「情報は人にあります。ですから大切な情報を得ようと思ったら、人に会いに行くことです」と伝えてもらいました。そのためには現場を訪ねることで、そのための出張は惜しんではならないと言うものです。必要な情報はインターネットで把握できますが、肝心なところや公表されていない段階の情報は人から得る以外にありません。インターネットに掲載されている情報も有益ですが、時間を競い合うビジネスの場合、それに頼っているようでは後れを取ります。
人から人に伝わっている情報が生きた情報であり、早く聞き取れた人がビジネスを制することがあります。現場に出ることを惜しんではならない。この教えを学びました。
スーパーの話を教えてもらいました。今日お会いしたAさんは、経営破たんをしたスーパーの経営者と交友関係がありました。そのためこのスーパーを利用していたのですが、気付いていたことがあり、事あるごとにスーパーの社長に苦言を呈していたのです。
「店員さんがお客さんに挨拶をしていない」、「電話をかけても身内を亡くしたような暗い対応で、サービス業の電話応対とは思えない」など意見を伝えていたようです。
しかし改善されることなくいました。そんな矢先に経営が破たんしたのです。Aさんは、「こんな日が来ると思っていた」そうです。二代目の経営者は聞く姿勢を持たなかったことからサービス業の基本を徹底できていなかったのです。
先代社長は、スーパーの現場に出て行ってはお客さんに挨拶をして、商品説明やお買い得品の案内をしていたので、お客さんから信頼があったそうです。社長の顔が見えるスーパーとして地域のお客さんに親しまれていました。その後、規模が大きくなり店舗数が多くなると、経営者の顔が見えなくなっていったのです。創業社長は自分のスーパーと商品を愛していますから、その思いが直接お客さんに伝わっていたのです。ところが代が変わり店舗が多くなったことから、隅々まで社長方針やお客様対応のルールが徹底できなくなっていたのです。
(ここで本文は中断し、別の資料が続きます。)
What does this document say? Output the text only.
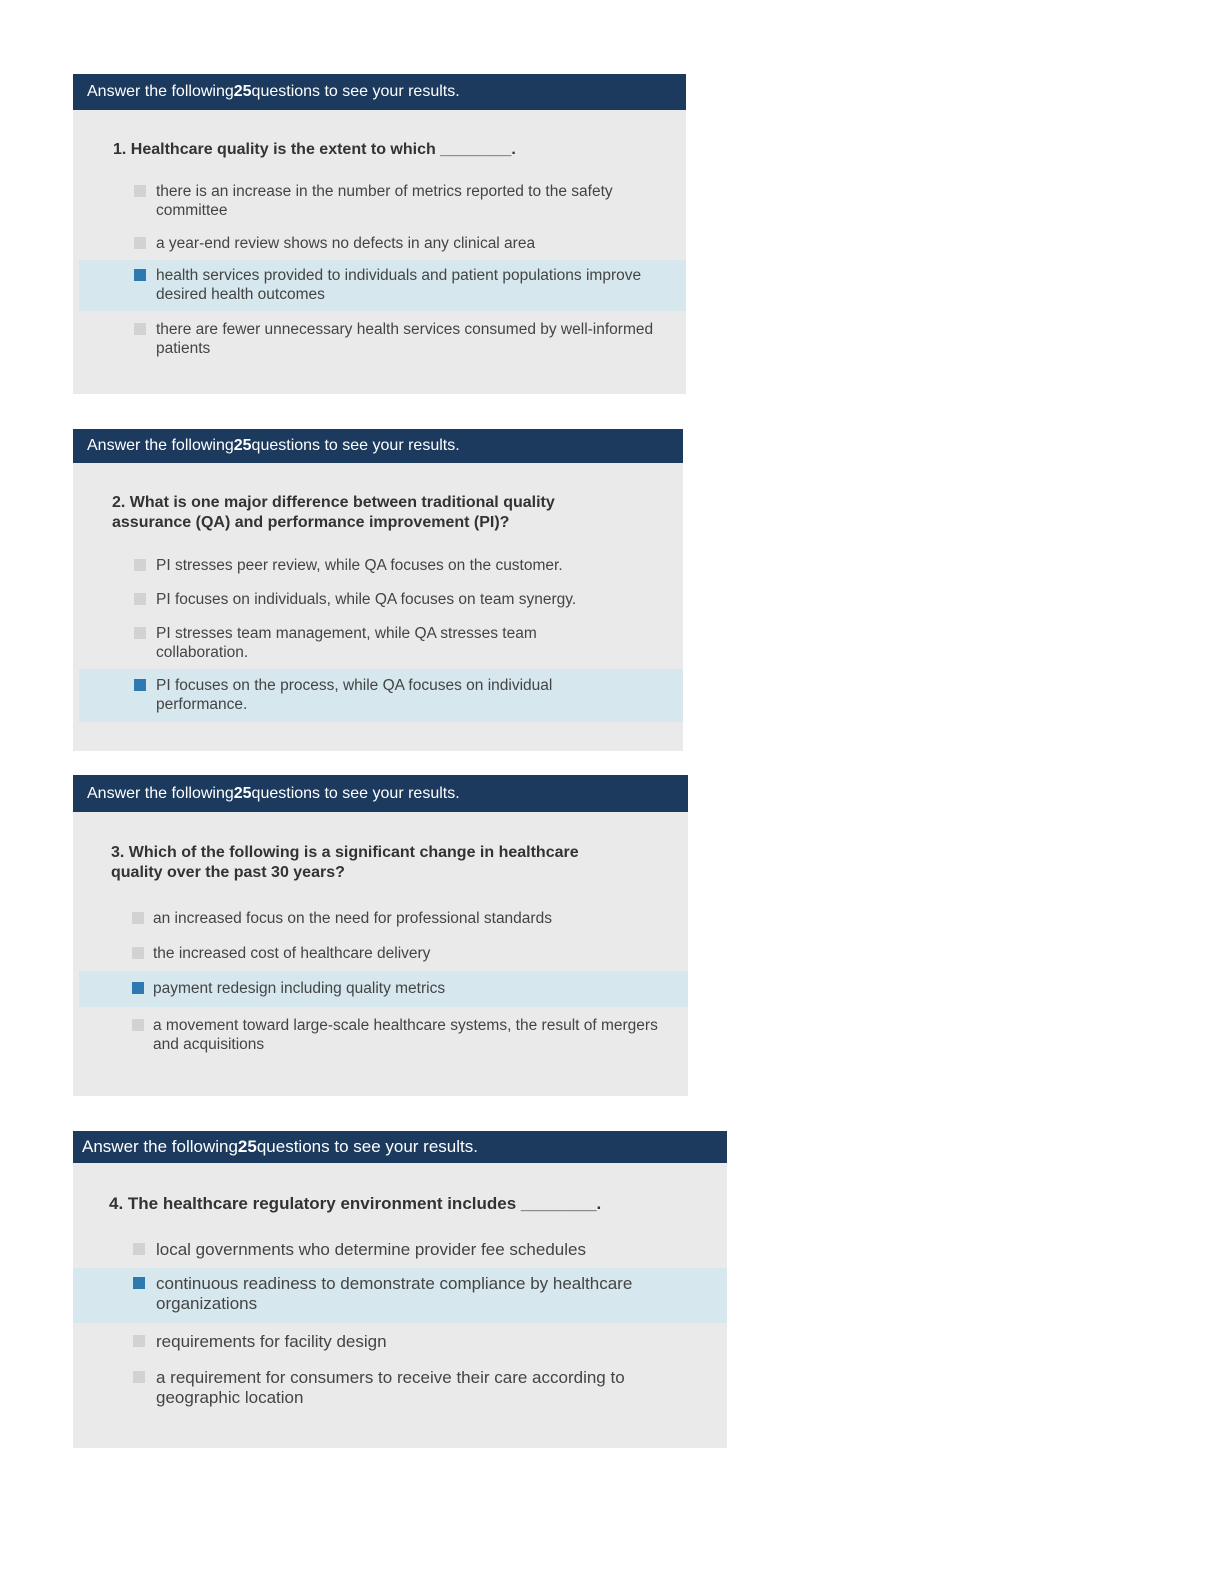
Answer the following 25 questions to see your results.
1. Healthcare quality is the extent to which ________.
there is an increase in the number of metrics reported to the safety committee
a year-end review shows no defects in any clinical area
health services provided to individuals and patient populations improve desired health outcomes
there are fewer unnecessary health services consumed by well-informed patients
Answer the following 25 questions to see your results.
2. What is one major difference between traditional quality assurance (QA) and performance improvement (PI)?
PI stresses peer review, while QA focuses on the customer.
PI focuses on individuals, while QA focuses on team synergy.
PI stresses team management, while QA stresses team collaboration.
PI focuses on the process, while QA focuses on individual performance.
Answer the following 25 questions to see your results.
3. Which of the following is a significant change in healthcare quality over the past 30 years?
an increased focus on the need for professional standards
the increased cost of healthcare delivery
payment redesign including quality metrics
a movement toward large-scale healthcare systems, the result of mergers and acquisitions
Answer the following 25 questions to see your results.
4. The healthcare regulatory environment includes ________.
local governments who determine provider fee schedules
continuous readiness to demonstrate compliance by healthcare organizations
requirements for facility design
a requirement for consumers to receive their care according to geographic location
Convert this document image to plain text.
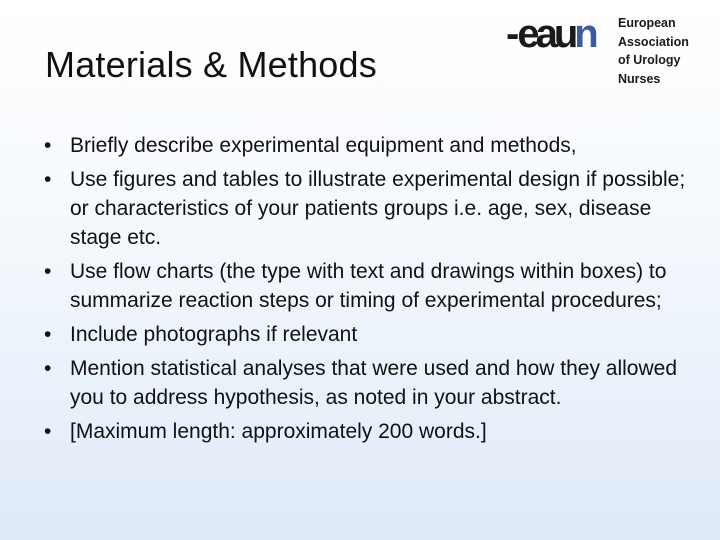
Materials & Methods
-eaun European
Association
of Urology
Nurses
• Briefly describe experimental equipment and methods,
• Use figures and tables to illustrate experimental design if possible; or characteristics of your patients groups i.e. age, sex, disease stage etc.
• Use flow charts (the type with text and drawings within boxes) to summarize reaction steps or timing of experimental procedures;
• Include photographs if relevant
• Mention statistical analyses that were used and how they allowed you to address hypothesis, as noted in your abstract.
• [Maximum length: approximately 200 words.]
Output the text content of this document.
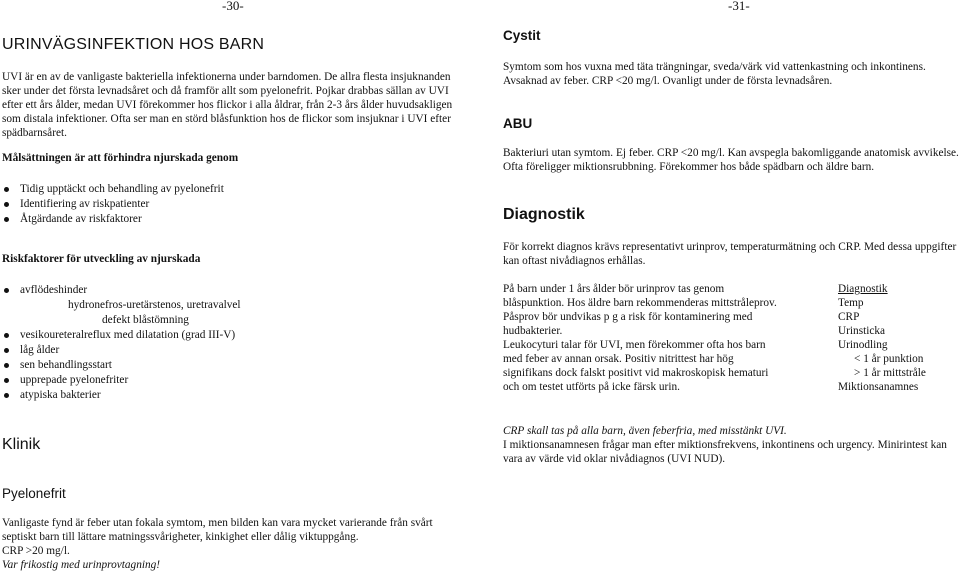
-30-
URINVÄGSINFEKTION HOS BARN

UVI är en av de vanligaste bakteriella infektionerna under barndomen. De allra flesta insjuknanden sker under det första levnadsåret och då framför allt som pyelonefrit. Pojkar drabbas sällan av UVI efter ett års ålder, medan UVI förekommer hos flickor i alla åldrar, från 2-3 års ålder huvudsakligen som distala infektioner. Ofta ser man en störd blåsfunktion hos de flickor som insjuknar i UVI efter spädbarnsåret.

Målsättningen är att förhindra njurskada genom
Tidig upptäckt och behandling av pyelonefrit
Identifiering av riskpatienter
Åtgärdande av riskfaktorer
Riskfaktorer för utveckling av njurskada
avflödeshinder
hydronefros-uretärstenos, uretravalvel
defekt blåstömning
vesikoureteralreflux med dilatation (grad III-V)
låg ålder
sen behandlingsstart
upprepade pyelonefriter
atypiska bakterier
Klinik
Pyelonefrit

Vanligaste fynd är feber utan fokala symtom, men bilden kan vara mycket varierande från svårt septiskt barn till lättare matningssvårigheter, kinkighet eller dålig viktuppgång.

CRP >20 mg/l.

Var frikostig med urinprovtagning!

-31-
Cystit

Symtom som hos vuxna med täta trängningar, sveda/värk vid vattenkastning och inkontinens. Avsaknad av feber. CRP <20 mg/l. Ovanligt under de första levnadsåren.

ABU

Bakteriuri utan symtom. Ej feber. CRP <20 mg/l. Kan avspegla bakomliggande anatomisk avvikelse. Ofta föreligger miktionsrubbning. Förekommer hos både spädbarn och äldre barn.

Diagnostik

För korrekt diagnos krävs representativt urinprov, temperaturmätning och CRP. Med dessa uppgifter kan oftast nivådiagnos erhållas.

På barn under 1 års ålder bör urinprov tas genom blåspunktion. Hos äldre barn rekommenderas mittstråleprov. Påsprov bör undvikas p g a risk för kontaminering med hudbakterier.

Leukocyturi talar för UVI, men förekommer ofta hos barn med feber av annan orsak. Positiv nitrittest har hög signifikans dock falskt positivt vid makroskopisk hematuri och om testet utförts på icke färsk urin.

Diagnostik
Temp
CRP
Urinsticka
Urinodling
< 1 år punktion
> 1 år mittstråle
Miktionsanamnes

CRP skall tas på alla barn, även feberfria, med misstänkt UVI.

I miktionsanamnesen frågar man efter miktionsfrekvens, inkontinens och urgency. Minirintest kan vara av värde vid oklar nivådiagnos (UVI NUD).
友人から危険な兆候を知らせてもらっていたのですが、自ら現場に出ていなかったため忠告されたことの改善を怠っていたのです。ですから激しくサービス競争をしているスーパーの戦いに勝つことはできませんでした。
「経営破たんをした後なので言えることですが」と内部の話を聞かせてもらいましたが、聞く姿勢を持つことがビジネスでも政治でも大事なことだということです。
和歌山市の政治家に関しても話を聞かせてくれました。今春の統一地方選挙で「応援して下さい」と依頼されたので事務所に行って、自分の思うことを候補者に伝えました。しかし候補者は「古い戦い方です」、「もうやっています」など意見を聞く姿勢を持っていませんでした。そこで「聞く姿勢を持たないのであれば応援の依頼をしないで下さい」と伝えて、事務所を去ったそうです。
意見を聞く姿勢を持たないで自分の意見を相手に主張するだけでは、人はそこから去ることになります。傾聴することの大切さは会社でも役所でも言われていることですが、実行できている人は少ないので、呪文のように何度も繰り返して言われているのです。
Aさんからも大切なことを伝えてもらいました。
滋賀県草津市で開催された第35回定時大会に出席しました。変革期に臨む決意が感じられる空気が感じられました。元参議院議員で関西総連の足立顧問の挨拶が印象的でした。
「会社の寿命は短くなっています。今では23.5年が平均的な存続期間で、以前は50年と言われていましたが、生き残ることが大変な時代になっています。その中で会社の最盛期はもっと短くなっています。人の寿命が延びているのに会社の寿命が短くなっていることから、これまでと同じことを望んでいても叶わないことが分かります。
昔のやり方が良かったからだとか、元に戻さなければという考えは無駄で、変化に対応していくために対応できる柔軟な考えが必要です。元に戻すことは難しいことなので、変化に対応することを期待しています。
この変化に対応する考えは苦しいことでも難しいことでもありません。今では多くのアスリートがオリンピックなどの大会を楽しんでいます。日頃の成果を発揮できる機会を楽しんでいるように、仕事も苦しみではなく楽しみと捉えることが大切です。苦しみよりも楽しみを求めること。変化に対応する精神はそれに尽きると思います」。
要約していますが、以上のような話が骨子です。変化への対応を楽しむこと。参加者の皆さんの気持ちが楽になるような話でした。
毎月定例的に開催している月一会に参加しました。それぞれのこの一か月の出来事の意見交換やこれからの活動やイベントなど話し合う会です。過去とこれからを話し合い、その中で今日やるべきことと、今日を楽しむことにしています。